Showing posts with label Christobel Mattingley. Show all posts
Showing posts with label Christobel Mattingley. Show all posts

Monday, June 18, 2012

18th June Refugee Week



Day 2 of Refugee Week! Australian authors and illustrators have excelled at producing wonderful books on the themes of refugees, immigration, change, and coping in a new environment. Novels include:
Boy Overboard by Morris Gleitzman
Onion Tears by Diana Kidd
No Guns For Asmir by Christobel Mattingley and
Mahtab's Story by Libby Gleeson.
And two very powerful, outstanding picture books, that are often considered to be graphic novels:
The Arrival by Shaun Tan, and
The Island by Armin Greder.
All of these are designed for audiences older than my student clientele, but they are books that all teachers need to know about and have in their library for teaching using children's literature.

Monday, October 25, 2010

26th October Christobel Mattingley (1931) Eric Rohmann (1957)





Christobel Mattingley is a revered Australian author. She is commited to social justice, cultural issues and the natural environment and uses these as themes in her many books. She often writes about the effects of war and refugees. See The Miracle Tree; The Angel With the Mouth-Organ and her trilogy of novels about Asmir which begins with No Gun For Asmir.

Christobel began her working life as a librarian and teacher librarian before becoming a full-time writer. She writes for a wide audience. She has picture books such as The Race which is a story of injustice in a school setting, easy chapter books such as the ones she has done for the Aussie Bites series, Ginger and Hurry Up, Alice and then novels such as her recent Chelonia Green: Champion of Turtles, which is perfect for class discussions about threats to the environment with Year 2 and 3 classes.

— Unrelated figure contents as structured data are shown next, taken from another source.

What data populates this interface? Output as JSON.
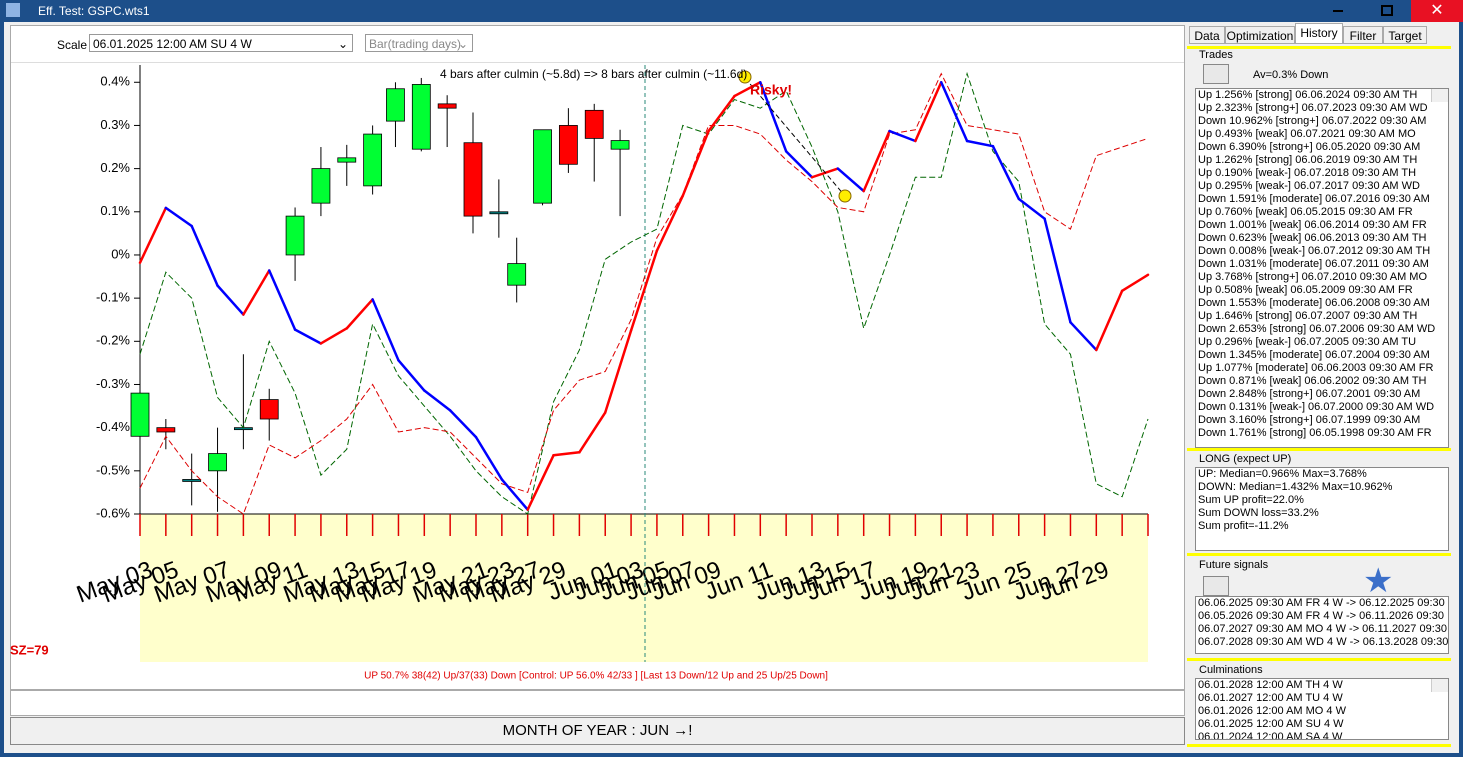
{
  "window": {
    "title": "Eff. Test: GSPC.wts1"
  },
  "toolbar": {
    "scale_label": "Scale",
    "scale_value": "06.01.2025  12:00 AM SU  4 W",
    "mode": "Bar(trading days)"
  },
  "chart_data": {
    "type": "candlestick",
    "annotation": "4 bars after culmin (~5.8d) => 8 bars after culmin (~11.6d)",
    "warning": "Risky!",
    "size_label": "SZ=79",
    "stats": "UP 50.7%  38(42) Up/37(33) Down [Control: UP 56.0%  42/33 ] [Last 13 Down/12 Up and 25 Up/25 Down]",
    "ylim": [
      -0.6,
      0.44
    ],
    "yticks": [
      {
        "value": 0.4,
        "label": "0.4%"
      },
      {
        "value": 0.3,
        "label": "0.3%"
      },
      {
        "value": 0.2,
        "label": "0.2%"
      },
      {
        "value": 0.1,
        "label": "0.1%"
      },
      {
        "value": 0,
        "label": "0%"
      },
      {
        "value": -0.1,
        "label": "-0.1%"
      },
      {
        "value": -0.2,
        "label": "-0.2%"
      },
      {
        "value": -0.3,
        "label": "-0.3%"
      },
      {
        "value": -0.4,
        "label": "-0.4%"
      },
      {
        "value": -0.5,
        "label": "-0.5%"
      },
      {
        "value": -0.6,
        "label": "-0.6%"
      }
    ],
    "categories": [
      "May 03",
      "May 05",
      null,
      "May 07",
      null,
      "May 09",
      "May 11",
      null,
      "May 13",
      "May 15",
      "May 17",
      "May 19",
      null,
      "May 21",
      "May 23",
      "May 27",
      "May 29",
      null,
      "Jun 01",
      "Jun 03",
      "Jun 05",
      "Jun 07",
      "Jun 09",
      null,
      "Jun 11",
      null,
      "Jun 13",
      "Jun 15",
      "Jun 17",
      null,
      "Jun 19",
      "Jun 21",
      "Jun 23",
      null,
      "Jun 25",
      null,
      "Jun 27",
      "Jun 29",
      null,
      null
    ],
    "up_color": "#00ff33",
    "down_color": "#ff0000",
    "candles": {
      "open": [
        -0.42,
        -0.4,
        -0.52,
        -0.5,
        -0.4,
        -0.335,
        -0.0,
        0.12,
        0.215,
        0.16,
        0.31,
        0.245,
        0.35,
        0.26,
        0.1,
        -0.07,
        0.12,
        0.3,
        0.335,
        0.245
      ],
      "high": [
        -0.28,
        -0.38,
        -0.46,
        -0.4,
        -0.23,
        -0.31,
        0.11,
        0.25,
        0.255,
        0.3,
        0.4,
        0.41,
        0.37,
        0.33,
        0.175,
        0.04,
        0.29,
        0.34,
        0.35,
        0.29
      ],
      "low": [
        -0.45,
        -0.45,
        -0.58,
        -0.595,
        -0.45,
        -0.43,
        -0.06,
        0.09,
        0.16,
        0.14,
        0.25,
        0.24,
        0.25,
        0.05,
        0.04,
        -0.11,
        0.115,
        0.19,
        0.17,
        0.09
      ],
      "close": [
        -0.32,
        -0.41,
        -0.52,
        -0.46,
        -0.4,
        -0.38,
        0.09,
        0.2,
        0.225,
        0.28,
        0.385,
        0.395,
        0.34,
        0.09,
        0.1,
        -0.02,
        0.29,
        0.21,
        0.27,
        0.265
      ]
    },
    "series": [
      {
        "name": "Forecast",
        "color": "#0000ff",
        "style": "segments",
        "values": [
          -0.018,
          0.109,
          0.067,
          -0.071,
          -0.138,
          -0.036,
          -0.173,
          -0.205,
          -0.17,
          -0.103,
          -0.244,
          -0.314,
          -0.36,
          -0.422,
          -0.52,
          -0.59,
          -0.464,
          -0.457,
          -0.365,
          -0.175,
          0.01,
          0.137,
          0.287,
          0.368,
          0.4,
          0.24,
          0.18,
          0.2,
          0.148,
          0.287,
          0.264,
          0.4,
          0.264,
          0.252,
          0.13,
          0.084,
          -0.156,
          -0.22,
          -0.083,
          -0.046
        ]
      },
      {
        "name": "Control",
        "color": "#006600",
        "style": "dashed",
        "values": [
          -0.23,
          -0.04,
          -0.1,
          -0.33,
          -0.4,
          -0.2,
          -0.32,
          -0.51,
          -0.45,
          -0.16,
          -0.28,
          -0.35,
          -0.42,
          -0.5,
          -0.56,
          -0.6,
          -0.34,
          -0.22,
          -0.01,
          0.03,
          0.06,
          0.3,
          0.28,
          0.36,
          0.34,
          0.38,
          0.25,
          0.1,
          -0.17,
          0.0,
          0.18,
          0.18,
          0.42,
          0.24,
          0.17,
          -0.16,
          -0.23,
          -0.53,
          -0.56,
          -0.38
        ]
      },
      {
        "name": "Alternative",
        "color": "#dd0000",
        "style": "dashed",
        "values": [
          -0.54,
          -0.42,
          -0.5,
          -0.56,
          -0.6,
          -0.44,
          -0.47,
          -0.43,
          -0.38,
          -0.3,
          -0.41,
          -0.4,
          -0.41,
          -0.47,
          -0.53,
          -0.55,
          -0.36,
          -0.29,
          -0.27,
          -0.15,
          0.04,
          0.14,
          0.3,
          0.3,
          0.28,
          0.22,
          0.17,
          0.11,
          0.1,
          0.28,
          0.29,
          0.42,
          0.3,
          0.29,
          0.28,
          0.1,
          0.06,
          0.23,
          0.25,
          0.27
        ]
      }
    ]
  },
  "status": {
    "month": "MONTH OF YEAR : JUN →!"
  },
  "tabs": [
    "Data",
    "Optimization",
    "History",
    "Filter",
    "Target"
  ],
  "trades": {
    "title": "Trades",
    "average": "Av=0.3% Down",
    "rows": [
      "Up 1.256% [strong]  06.06.2024  09:30 AM TH",
      "Up 2.323% [strong+]  06.07.2023  09:30 AM WD",
      "Down 10.962% [strong+]  06.07.2022  09:30 AM",
      "Up 0.493% [weak]  06.07.2021  09:30 AM MO",
      "Down 6.390% [strong+]  06.05.2020  09:30 AM",
      "Up 1.262% [strong]  06.06.2019  09:30 AM TH",
      "Up 0.190% [weak-]  06.07.2018  09:30 AM TH",
      "Up 0.295% [weak-]  06.07.2017  09:30 AM WD",
      "Down 1.591% [moderate]  06.07.2016  09:30 AM",
      "Up 0.760% [weak]  06.05.2015  09:30 AM FR",
      "Down 1.001% [weak]  06.06.2014  09:30 AM FR",
      "Down 0.623% [weak]  06.06.2013  09:30 AM TH",
      "Down 0.008% [weak-]  06.07.2012  09:30 AM TH",
      "Down 1.031% [moderate]  06.07.2011  09:30 AM",
      "Up 3.768% [strong+]  06.07.2010  09:30 AM MO",
      "Up 0.508% [weak]  06.05.2009  09:30 AM FR",
      "Down 1.553% [moderate]  06.06.2008  09:30 AM",
      "Up 1.646% [strong]  06.07.2007  09:30 AM TH",
      "Down 2.653% [strong]  06.07.2006  09:30 AM WD",
      "Up 0.296% [weak-]  06.07.2005  09:30 AM TU",
      "Down 1.345% [moderate]  06.07.2004  09:30 AM",
      "Up 1.077% [moderate]  06.06.2003  09:30 AM FR",
      "Down 0.871% [weak]  06.06.2002  09:30 AM TH",
      "Down 2.848% [strong+]  06.07.2001  09:30 AM",
      "Down 0.131% [weak-]  06.07.2000  09:30 AM WD",
      "Down 3.160% [strong+]  06.07.1999  09:30 AM",
      "Down 1.761% [strong]  06.05.1998  09:30 AM FR"
    ]
  },
  "long": {
    "title": "LONG (expect UP)",
    "lines": [
      "UP: Median=0.966%  Max=3.768%",
      "DOWN: Median=1.432%  Max=10.962%",
      "Sum UP profit=22.0%",
      "Sum DOWN loss=33.2%",
      "Sum profit=-11.2%"
    ]
  },
  "future": {
    "title": "Future signals",
    "rows": [
      "06.06.2025  09:30 AM FR  4 W -> 06.12.2025  09:30",
      "06.05.2026  09:30 AM FR  4 W -> 06.11.2026  09:30",
      "06.07.2027  09:30 AM MO  4 W -> 06.11.2027  09:30",
      "06.07.2028  09:30 AM WD  4 W -> 06.13.2028  09:30"
    ]
  },
  "culminations": {
    "title": "Culminations",
    "rows": [
      "06.01.2028  12:00 AM TH  4 W",
      "06.01.2027  12:00 AM TU  4 W",
      "06.01.2026  12:00 AM MO  4 W",
      "06.01.2025  12:00 AM SU  4 W",
      "06.01.2024  12:00 AM SA  4 W"
    ]
  }
}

Eric Rohmann is an American illustrator. He has illustrated books for others and written some for himself. His beautiful hand-coloured relief prints in My Friend Rabbit won the Caldecott Medal in 2003. He is also the illustrator of the covers for Philip Pullman's His Dark Materials series.

Wednesday, August 25, 2010

26th August Hearing Awareness Week




As well as being Book Week, it is Hearing Awareness Week in Australia, so it is a good time to go to the library shelves, find and read Christobel Mattingley and Anne Spudvilas' The Race. This wonderful book was Anne Spudvilas' first, and for it she won the Crichton Award for new illustrators. Since then her books have won many awards. in this story, the main character, Greg is desperate to be included at school and to not always be last. He can run very fast, but even comes last in running races. A new teacher arrives at the school and after observing Greg run, she realises that he has difficulty hearing the starting command. When a visual command is used Greg wins the race and his world is changed!

If your library doesn't have this out-of-print book, you might have some of the titles from two series of books which also feature a deaf main character. Isaac Millman has three books about Moses who goes to school with other deaf children. In Moses Goes to a Concert his class goes to an orchestral concert. This book is particularly good as it allows hearing children to see how deaf children can feel the beat of the music and enjoy a concert in the same way that they do. Elizabeth Levy has written a series of books called Invisible Inc, where a group of children which includes a boy who is invisible, Justin who is deaf and others, have adventures, solve mysteries and have fun at school.